Here, we agree with Tierno that Supreme Court improvidently determined that the defense of unclean hands precluded a judgment in his favor in action No. 1. While the record discloses that Tierno was guilty of unclean hands to a limited extent, stemming from his involvement in the diversion of funds from the corporation, Supreme Court's finding that Tierno acted in concert with the seller to inflate the purchase price of the dealership is not adequately supported by the record and, in any event, was quickly rectified. Moreover, Puglisi has demonstrated no injury from Tierno's limited misconduct, making the unclean hands doctrine unavailable to him to bar equitable relief to Tierno (see,Nishman v. De Marco, 62 N.Y.2d 926; Mehlman v. Avrech, 146 A.D.2d 753;Higgins v. Normile, 130 A.D.2d 828). Puglisi, on the other hand, as determined by Supreme Court, without corporate authorization routinely engaged in self-dealing designed simply to benefit himself by diverting corporate funds for his own purposes.
Further, we reject Supreme Court's determination that Tierno, through his silence, ratified and acquiesced in the payment of excessive salaries to Puglisi. Here, there were no corporate meetings or discussions with respect to the increase of Puglisi's salary (see, Winter v. Bernstein, 177 A.D.2d 452). It is apparent that Tierno became aware of these unilateral salary increases after the fact and did not have an opportunity to object. Accordingly, since we find no basis for dismissal of Tierno's complaint brought on behalf of the corporation as minority stockholder, Supreme Court's dismissal of action No. 1 must be reversed.
Next, we address Puglisi's claim that, in action No. 2, Supreme Court erred in denying his right to contribution from Tierno with respect to the obligations of the parties to BSB. First, we reject Puglisi's contention that he did not violate any fiduciary duty to Tierno as a minority stockholder of TSC. The record clearly establishes that Puglisi operated TSC for his own self-interests and took undue advantage of his majority position in order to put his interests ahead of all other considerations. Clearly, Puglisi's arrangement to loot the corporation by repaying the personal loans which he made to the corporation on an accelerated schedule to the exclusion of bona fide corporate obligations constitutes a breach of fiduciary duty (see, Szelega v. O'Hara, 159 A.D.2d 890, 891-892).

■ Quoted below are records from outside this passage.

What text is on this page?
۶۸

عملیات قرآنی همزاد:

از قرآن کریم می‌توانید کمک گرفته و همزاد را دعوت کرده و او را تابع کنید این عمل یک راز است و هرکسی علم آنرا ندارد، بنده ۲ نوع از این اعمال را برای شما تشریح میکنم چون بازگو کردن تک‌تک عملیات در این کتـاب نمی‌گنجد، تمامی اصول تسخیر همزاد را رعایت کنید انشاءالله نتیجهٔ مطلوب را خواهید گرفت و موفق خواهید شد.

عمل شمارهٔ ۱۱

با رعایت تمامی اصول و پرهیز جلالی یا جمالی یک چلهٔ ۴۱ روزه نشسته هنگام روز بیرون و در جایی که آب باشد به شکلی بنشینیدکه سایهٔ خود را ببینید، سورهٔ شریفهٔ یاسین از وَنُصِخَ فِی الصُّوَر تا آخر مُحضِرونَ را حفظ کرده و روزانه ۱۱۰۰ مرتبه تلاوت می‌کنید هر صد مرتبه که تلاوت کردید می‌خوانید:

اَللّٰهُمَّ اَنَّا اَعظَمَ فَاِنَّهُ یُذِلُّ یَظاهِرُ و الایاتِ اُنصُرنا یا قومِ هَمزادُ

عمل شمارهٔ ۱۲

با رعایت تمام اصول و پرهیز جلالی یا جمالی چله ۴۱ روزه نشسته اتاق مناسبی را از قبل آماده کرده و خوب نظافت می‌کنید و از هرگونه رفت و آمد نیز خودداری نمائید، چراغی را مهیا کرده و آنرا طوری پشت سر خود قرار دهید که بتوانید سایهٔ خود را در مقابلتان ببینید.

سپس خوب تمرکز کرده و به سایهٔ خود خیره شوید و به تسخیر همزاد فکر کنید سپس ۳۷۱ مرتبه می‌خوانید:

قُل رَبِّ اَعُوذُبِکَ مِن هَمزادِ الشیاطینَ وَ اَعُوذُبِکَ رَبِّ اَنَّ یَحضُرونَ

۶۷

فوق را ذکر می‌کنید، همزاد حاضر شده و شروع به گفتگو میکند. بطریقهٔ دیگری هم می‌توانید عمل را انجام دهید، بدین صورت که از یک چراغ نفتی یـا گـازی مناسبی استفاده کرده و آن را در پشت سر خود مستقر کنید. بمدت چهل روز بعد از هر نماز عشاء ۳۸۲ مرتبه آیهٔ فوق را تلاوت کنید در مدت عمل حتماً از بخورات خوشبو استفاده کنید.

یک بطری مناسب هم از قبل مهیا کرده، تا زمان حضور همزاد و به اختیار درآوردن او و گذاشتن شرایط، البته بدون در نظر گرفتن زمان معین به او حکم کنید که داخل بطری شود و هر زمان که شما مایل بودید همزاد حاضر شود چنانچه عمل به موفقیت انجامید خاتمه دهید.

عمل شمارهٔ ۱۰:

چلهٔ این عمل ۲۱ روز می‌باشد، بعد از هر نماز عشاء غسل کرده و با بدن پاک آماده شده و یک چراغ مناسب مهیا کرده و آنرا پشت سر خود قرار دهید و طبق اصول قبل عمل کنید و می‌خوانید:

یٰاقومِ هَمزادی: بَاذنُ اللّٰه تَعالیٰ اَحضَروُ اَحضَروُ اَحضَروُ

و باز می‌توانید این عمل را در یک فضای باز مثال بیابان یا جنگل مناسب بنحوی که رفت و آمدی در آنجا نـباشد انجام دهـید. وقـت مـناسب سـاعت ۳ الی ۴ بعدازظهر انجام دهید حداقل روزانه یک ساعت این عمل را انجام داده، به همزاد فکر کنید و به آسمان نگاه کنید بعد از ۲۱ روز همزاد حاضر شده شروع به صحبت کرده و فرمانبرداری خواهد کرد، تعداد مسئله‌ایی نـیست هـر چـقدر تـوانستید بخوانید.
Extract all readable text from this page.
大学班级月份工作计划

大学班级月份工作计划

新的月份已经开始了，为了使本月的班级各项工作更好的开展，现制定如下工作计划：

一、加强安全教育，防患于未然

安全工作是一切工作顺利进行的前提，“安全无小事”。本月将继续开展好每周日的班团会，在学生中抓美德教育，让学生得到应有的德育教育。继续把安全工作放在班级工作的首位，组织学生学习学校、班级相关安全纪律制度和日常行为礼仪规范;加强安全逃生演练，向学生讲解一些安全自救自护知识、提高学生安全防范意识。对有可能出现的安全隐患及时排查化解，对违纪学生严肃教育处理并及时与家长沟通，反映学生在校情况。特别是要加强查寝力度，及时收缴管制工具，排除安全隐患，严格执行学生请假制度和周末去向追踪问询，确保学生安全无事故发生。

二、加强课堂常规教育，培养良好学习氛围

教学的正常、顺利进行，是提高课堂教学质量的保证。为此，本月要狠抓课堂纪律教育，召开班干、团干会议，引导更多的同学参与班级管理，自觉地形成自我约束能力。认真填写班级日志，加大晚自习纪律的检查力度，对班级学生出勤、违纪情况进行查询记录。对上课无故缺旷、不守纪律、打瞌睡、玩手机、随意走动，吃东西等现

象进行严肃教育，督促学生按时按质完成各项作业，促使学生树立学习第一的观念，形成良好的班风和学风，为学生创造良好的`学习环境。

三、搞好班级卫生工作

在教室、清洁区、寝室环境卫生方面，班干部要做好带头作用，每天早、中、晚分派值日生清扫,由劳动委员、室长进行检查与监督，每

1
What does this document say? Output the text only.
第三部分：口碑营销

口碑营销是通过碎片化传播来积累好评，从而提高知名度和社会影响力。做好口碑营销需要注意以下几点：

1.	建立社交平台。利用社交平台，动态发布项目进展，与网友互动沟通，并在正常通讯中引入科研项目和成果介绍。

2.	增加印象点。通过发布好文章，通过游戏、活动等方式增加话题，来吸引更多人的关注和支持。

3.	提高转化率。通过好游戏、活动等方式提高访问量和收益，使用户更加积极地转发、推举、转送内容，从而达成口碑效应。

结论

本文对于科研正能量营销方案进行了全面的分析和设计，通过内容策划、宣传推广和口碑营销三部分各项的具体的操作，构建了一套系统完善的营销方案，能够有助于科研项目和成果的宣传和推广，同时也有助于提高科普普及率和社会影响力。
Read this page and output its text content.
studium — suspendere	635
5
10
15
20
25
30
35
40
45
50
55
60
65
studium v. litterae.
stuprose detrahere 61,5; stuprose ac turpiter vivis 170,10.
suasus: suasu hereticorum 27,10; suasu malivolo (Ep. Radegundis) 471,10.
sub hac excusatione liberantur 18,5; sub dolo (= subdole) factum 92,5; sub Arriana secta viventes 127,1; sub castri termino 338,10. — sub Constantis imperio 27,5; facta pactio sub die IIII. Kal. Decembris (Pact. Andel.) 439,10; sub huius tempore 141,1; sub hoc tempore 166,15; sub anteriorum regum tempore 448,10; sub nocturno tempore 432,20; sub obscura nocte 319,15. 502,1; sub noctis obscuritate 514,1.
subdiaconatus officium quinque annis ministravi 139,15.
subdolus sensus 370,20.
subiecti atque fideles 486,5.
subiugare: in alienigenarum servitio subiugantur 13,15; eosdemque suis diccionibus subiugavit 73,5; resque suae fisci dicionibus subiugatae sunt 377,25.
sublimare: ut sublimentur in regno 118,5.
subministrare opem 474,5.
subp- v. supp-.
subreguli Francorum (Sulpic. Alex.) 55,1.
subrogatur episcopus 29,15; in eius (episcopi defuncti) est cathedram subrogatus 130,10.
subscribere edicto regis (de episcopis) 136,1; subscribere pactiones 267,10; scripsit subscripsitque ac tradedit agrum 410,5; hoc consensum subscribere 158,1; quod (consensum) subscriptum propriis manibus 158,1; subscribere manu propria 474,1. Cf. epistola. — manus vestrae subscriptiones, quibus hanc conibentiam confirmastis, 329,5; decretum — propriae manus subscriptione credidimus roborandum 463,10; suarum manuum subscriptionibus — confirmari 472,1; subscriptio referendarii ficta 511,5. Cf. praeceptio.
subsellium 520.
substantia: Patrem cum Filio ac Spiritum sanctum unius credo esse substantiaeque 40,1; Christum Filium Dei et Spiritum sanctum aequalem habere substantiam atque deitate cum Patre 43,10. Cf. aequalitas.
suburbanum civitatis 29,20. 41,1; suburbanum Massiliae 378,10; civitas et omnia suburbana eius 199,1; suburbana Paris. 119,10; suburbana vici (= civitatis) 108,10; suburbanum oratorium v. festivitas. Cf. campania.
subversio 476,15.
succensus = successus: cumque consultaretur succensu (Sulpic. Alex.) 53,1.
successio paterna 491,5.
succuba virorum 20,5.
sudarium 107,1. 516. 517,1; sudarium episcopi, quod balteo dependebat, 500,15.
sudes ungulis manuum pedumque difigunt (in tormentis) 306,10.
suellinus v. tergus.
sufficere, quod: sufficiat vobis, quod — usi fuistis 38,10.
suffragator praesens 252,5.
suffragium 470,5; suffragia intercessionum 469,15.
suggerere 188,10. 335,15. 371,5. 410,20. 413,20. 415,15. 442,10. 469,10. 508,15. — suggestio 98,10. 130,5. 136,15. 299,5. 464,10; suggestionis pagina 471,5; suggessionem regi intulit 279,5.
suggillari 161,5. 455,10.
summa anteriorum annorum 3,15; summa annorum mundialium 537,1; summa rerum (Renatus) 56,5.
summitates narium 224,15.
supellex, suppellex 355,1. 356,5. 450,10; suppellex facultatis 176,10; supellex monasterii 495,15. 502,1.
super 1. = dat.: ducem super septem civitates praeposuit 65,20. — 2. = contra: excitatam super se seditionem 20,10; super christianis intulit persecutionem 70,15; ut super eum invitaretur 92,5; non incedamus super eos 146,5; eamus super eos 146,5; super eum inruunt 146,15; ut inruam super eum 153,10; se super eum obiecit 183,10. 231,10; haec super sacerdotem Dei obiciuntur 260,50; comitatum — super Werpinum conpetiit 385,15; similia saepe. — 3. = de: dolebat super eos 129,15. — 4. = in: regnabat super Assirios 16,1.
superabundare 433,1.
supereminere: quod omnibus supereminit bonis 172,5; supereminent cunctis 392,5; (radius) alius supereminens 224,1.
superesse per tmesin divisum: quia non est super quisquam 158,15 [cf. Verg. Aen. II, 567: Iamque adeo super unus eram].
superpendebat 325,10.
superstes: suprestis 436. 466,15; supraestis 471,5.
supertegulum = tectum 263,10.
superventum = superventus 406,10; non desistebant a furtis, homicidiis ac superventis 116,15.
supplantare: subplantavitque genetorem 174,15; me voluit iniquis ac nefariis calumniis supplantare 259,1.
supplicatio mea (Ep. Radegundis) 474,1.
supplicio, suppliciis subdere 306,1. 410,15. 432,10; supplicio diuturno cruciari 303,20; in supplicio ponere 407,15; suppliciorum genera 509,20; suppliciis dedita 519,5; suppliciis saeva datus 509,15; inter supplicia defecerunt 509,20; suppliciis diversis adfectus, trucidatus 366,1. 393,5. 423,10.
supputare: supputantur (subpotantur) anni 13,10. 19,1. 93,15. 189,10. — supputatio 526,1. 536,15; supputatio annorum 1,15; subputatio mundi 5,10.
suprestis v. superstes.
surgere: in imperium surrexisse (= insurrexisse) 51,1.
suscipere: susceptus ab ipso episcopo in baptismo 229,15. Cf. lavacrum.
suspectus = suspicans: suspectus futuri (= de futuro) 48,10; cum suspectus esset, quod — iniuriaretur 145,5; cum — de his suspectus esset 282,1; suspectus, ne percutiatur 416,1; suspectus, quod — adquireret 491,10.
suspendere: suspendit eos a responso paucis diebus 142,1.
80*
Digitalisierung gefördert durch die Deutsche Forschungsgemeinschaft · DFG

Under these circumstances, a majority stockholder who is engaged in such "looting", rendering the corporation unable to pay its obligations and exposing all stockholders to liability with respect thereto, may be held personally responsible (see, Matter of Davis, 174 A.D.2d 449, 451-452). Accordingly, Supreme Court correctly determined that Puglisi should be solely responsible for the obligations to BSB and should indemnify Tierno for any amount that he has previously paid with respect thereto.
ORDERED that the order entered in action No. 1 is reversed, on the law and the facts, with costs, and matter remitted to the Supreme Court for further proceedings not inconsistent with this Court's decision.
ORDERED that the judgment entered in action No. 2 is affirmed, with costs.